Liquidity issues are a normal reaction
Whilst the liquidity issues for gold did pose problems for traders, Dmitriy Gurkovskiy, Chief Analyst at RoboForex, pointed out that this is a normal market reaction.
“Liquidity issues on capital markets will disappear together with panic and fears. Everything will calm down and go back to normal as soon as global stimulus programs show some effects, and the coronavirus pandemic slows down,” commented Gurkovskiy.
“From time to time, there appear some problems with liquidity in oil contracts, but it’s also rather okay. The fact that the market quickly responds to changes in the environment is positive. It would have been much worse if financial markets had been frozen to the spot while global economies were suffering. In this case, there would be much more questions to both processes and reactions.”
Are other assets in danger of a liquidity squeeze?
While gold is currently in the danger zone, the longer coronavirus remains a threat to economies, the more likely further assets will encounter liquidity issues if the markets continue to remain volatile.
Speaking on this, Nelson-Smith highlighted: “These issues create further uncertainty in all markets, at a time when uncertainty itself has become the norm. I think these logistical and supply issues will continue to occur. I also expect to see this difficulty stretch to other precious metal markets and potentially, other commodities. Until we see supply chains reinstated, anything that is a physically-settled asset may experience liquidity drying up somewhat.”
How did market participants respond?
In light of the current liquidity squeeze, how have market participants reacted? Vantage FX has adjusted its spread filters and maximum spread settings to ensure that pricing is available for all of its markets and customers, Nelson-Smith said.
Alpari, another forex broker, sent out an email to its clients this week, alerting them to the unforeseen shortage and, therefore, switched all XAU and XAG symbols to “Close-Only” mode until further notice.
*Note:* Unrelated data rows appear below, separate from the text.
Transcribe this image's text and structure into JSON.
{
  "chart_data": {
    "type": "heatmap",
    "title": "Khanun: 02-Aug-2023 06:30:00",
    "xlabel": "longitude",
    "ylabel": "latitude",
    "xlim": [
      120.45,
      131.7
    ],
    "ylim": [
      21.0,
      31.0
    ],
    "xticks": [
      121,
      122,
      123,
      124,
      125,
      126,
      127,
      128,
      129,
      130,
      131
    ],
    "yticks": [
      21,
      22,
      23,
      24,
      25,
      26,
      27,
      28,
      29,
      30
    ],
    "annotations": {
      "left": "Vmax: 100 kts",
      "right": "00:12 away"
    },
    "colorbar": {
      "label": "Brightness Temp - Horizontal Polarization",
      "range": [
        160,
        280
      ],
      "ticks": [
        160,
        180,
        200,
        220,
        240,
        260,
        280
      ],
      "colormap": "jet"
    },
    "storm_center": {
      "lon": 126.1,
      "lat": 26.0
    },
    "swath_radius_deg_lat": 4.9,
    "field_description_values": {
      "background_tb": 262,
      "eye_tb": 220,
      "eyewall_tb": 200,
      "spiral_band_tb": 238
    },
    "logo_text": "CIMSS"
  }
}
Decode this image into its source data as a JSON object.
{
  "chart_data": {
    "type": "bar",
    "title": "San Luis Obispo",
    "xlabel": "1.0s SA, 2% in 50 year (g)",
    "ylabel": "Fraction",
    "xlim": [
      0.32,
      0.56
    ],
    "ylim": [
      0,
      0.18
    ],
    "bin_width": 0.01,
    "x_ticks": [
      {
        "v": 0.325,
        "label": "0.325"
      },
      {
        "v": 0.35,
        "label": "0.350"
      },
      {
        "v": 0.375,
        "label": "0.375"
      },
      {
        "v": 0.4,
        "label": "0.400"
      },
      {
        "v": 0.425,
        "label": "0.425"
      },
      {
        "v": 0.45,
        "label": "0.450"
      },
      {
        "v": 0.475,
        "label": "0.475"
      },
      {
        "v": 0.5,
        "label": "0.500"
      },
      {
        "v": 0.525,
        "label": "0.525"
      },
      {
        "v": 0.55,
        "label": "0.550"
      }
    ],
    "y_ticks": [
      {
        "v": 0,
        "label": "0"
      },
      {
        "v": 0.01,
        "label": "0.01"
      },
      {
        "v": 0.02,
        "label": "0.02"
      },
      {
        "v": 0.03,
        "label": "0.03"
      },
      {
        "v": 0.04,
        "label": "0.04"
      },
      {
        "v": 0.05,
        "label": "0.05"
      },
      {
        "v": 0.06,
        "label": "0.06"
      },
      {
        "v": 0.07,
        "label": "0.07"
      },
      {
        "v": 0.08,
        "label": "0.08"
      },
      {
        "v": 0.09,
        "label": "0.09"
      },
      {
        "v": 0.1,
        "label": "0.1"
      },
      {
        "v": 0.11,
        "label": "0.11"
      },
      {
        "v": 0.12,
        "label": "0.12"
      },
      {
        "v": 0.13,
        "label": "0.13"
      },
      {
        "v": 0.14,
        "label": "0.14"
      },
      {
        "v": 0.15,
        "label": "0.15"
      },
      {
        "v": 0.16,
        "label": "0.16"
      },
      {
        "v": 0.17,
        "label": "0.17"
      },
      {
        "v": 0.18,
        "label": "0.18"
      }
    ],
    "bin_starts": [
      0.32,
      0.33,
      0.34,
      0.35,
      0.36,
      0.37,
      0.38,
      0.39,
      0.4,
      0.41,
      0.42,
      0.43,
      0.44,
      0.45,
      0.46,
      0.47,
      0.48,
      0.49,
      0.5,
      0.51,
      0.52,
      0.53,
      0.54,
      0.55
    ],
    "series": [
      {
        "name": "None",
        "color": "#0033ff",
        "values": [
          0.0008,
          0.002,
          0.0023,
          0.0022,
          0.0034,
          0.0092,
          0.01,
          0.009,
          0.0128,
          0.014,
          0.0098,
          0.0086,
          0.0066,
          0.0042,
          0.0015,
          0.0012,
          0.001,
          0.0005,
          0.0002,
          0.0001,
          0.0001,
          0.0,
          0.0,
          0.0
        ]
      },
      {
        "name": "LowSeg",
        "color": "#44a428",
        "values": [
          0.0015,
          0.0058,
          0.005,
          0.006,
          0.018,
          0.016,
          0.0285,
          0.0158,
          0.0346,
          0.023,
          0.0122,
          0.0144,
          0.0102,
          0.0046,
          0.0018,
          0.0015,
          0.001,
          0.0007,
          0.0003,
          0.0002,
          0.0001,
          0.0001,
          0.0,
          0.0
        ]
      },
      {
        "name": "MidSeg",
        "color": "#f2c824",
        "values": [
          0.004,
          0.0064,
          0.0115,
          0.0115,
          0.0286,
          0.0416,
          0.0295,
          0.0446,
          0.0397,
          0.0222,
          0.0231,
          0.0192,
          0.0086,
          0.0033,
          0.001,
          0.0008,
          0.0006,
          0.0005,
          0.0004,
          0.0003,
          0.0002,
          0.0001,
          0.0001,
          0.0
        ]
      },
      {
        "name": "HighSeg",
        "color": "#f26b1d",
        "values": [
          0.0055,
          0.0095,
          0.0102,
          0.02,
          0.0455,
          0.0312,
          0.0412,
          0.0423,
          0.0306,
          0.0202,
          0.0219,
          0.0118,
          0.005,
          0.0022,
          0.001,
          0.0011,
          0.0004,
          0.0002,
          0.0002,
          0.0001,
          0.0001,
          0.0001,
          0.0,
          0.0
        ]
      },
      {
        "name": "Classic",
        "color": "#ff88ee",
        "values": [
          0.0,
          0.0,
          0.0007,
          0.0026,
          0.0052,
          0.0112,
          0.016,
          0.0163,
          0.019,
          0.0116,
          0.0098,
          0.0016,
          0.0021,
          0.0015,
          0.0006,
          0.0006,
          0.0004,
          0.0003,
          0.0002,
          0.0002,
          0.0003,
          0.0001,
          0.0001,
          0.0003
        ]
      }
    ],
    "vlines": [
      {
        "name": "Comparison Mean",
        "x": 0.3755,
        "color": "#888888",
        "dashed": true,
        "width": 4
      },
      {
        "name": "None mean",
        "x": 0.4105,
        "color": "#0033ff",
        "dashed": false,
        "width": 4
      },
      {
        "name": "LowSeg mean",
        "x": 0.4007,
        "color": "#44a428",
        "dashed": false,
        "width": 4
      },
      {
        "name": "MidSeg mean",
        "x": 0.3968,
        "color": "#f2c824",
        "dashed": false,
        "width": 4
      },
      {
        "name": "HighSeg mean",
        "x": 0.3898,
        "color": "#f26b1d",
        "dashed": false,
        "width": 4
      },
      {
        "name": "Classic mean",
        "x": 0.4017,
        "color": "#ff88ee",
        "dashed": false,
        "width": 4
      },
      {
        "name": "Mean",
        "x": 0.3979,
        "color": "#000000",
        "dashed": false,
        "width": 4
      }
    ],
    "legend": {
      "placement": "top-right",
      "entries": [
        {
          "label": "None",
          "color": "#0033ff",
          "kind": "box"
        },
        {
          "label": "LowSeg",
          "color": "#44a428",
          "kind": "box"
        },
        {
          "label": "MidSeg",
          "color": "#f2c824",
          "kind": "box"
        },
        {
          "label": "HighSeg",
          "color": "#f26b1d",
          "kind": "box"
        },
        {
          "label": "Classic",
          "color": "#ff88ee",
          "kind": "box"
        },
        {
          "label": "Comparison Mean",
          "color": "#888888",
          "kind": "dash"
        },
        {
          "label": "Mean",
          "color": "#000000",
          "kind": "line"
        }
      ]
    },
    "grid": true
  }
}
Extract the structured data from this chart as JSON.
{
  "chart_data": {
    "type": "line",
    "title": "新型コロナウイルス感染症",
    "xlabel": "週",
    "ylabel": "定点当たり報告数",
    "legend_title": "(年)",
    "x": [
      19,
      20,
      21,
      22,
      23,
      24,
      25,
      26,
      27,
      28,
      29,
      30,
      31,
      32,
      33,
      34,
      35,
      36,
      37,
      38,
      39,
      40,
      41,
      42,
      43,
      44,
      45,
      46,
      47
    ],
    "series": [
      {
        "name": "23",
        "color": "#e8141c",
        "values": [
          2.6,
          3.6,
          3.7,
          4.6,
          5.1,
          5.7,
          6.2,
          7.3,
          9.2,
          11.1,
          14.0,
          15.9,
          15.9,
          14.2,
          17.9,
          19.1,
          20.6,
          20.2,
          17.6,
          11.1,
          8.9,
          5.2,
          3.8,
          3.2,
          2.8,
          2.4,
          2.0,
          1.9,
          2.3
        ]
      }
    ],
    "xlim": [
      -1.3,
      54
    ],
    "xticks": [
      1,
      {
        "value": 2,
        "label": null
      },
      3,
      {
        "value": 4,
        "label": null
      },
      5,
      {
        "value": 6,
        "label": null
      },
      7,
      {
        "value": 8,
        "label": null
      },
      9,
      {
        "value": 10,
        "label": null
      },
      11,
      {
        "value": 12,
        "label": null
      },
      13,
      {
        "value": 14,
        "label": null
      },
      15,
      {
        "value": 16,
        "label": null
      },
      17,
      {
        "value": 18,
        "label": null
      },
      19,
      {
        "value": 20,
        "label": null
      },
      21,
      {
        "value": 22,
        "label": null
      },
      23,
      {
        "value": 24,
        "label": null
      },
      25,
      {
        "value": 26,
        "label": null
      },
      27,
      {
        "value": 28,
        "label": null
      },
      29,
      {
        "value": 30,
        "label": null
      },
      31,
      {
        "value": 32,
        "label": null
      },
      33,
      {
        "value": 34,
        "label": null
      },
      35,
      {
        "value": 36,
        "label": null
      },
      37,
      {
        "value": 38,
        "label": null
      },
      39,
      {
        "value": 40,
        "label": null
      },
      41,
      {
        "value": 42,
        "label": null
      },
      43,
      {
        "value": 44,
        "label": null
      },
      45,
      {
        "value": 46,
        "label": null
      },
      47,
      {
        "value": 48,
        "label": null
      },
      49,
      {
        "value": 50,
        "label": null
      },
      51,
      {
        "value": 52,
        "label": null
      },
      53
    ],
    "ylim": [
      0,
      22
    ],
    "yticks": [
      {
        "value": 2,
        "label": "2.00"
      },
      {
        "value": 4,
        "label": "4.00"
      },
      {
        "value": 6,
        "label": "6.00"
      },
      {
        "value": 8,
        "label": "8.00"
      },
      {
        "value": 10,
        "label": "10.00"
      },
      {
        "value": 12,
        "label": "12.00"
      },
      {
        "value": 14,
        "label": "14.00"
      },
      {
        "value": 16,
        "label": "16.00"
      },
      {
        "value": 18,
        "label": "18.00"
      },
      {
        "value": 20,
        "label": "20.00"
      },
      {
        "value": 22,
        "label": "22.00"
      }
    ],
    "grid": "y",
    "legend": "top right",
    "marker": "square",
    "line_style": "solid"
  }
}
“Here at CFH, we monitored the situation extremely closely, keeping a constant dialogue with our LPs to get up to date information for the liquidity team to make decisions,” outlined Biggs. “We were able to make the judgment to keep pricing throughout and, more importantly, also able to source that pricing.”
“Our view is that it’s important to our clients that we maintain a price, so they are able to either exit existing positions or express their positional views at times of stress.”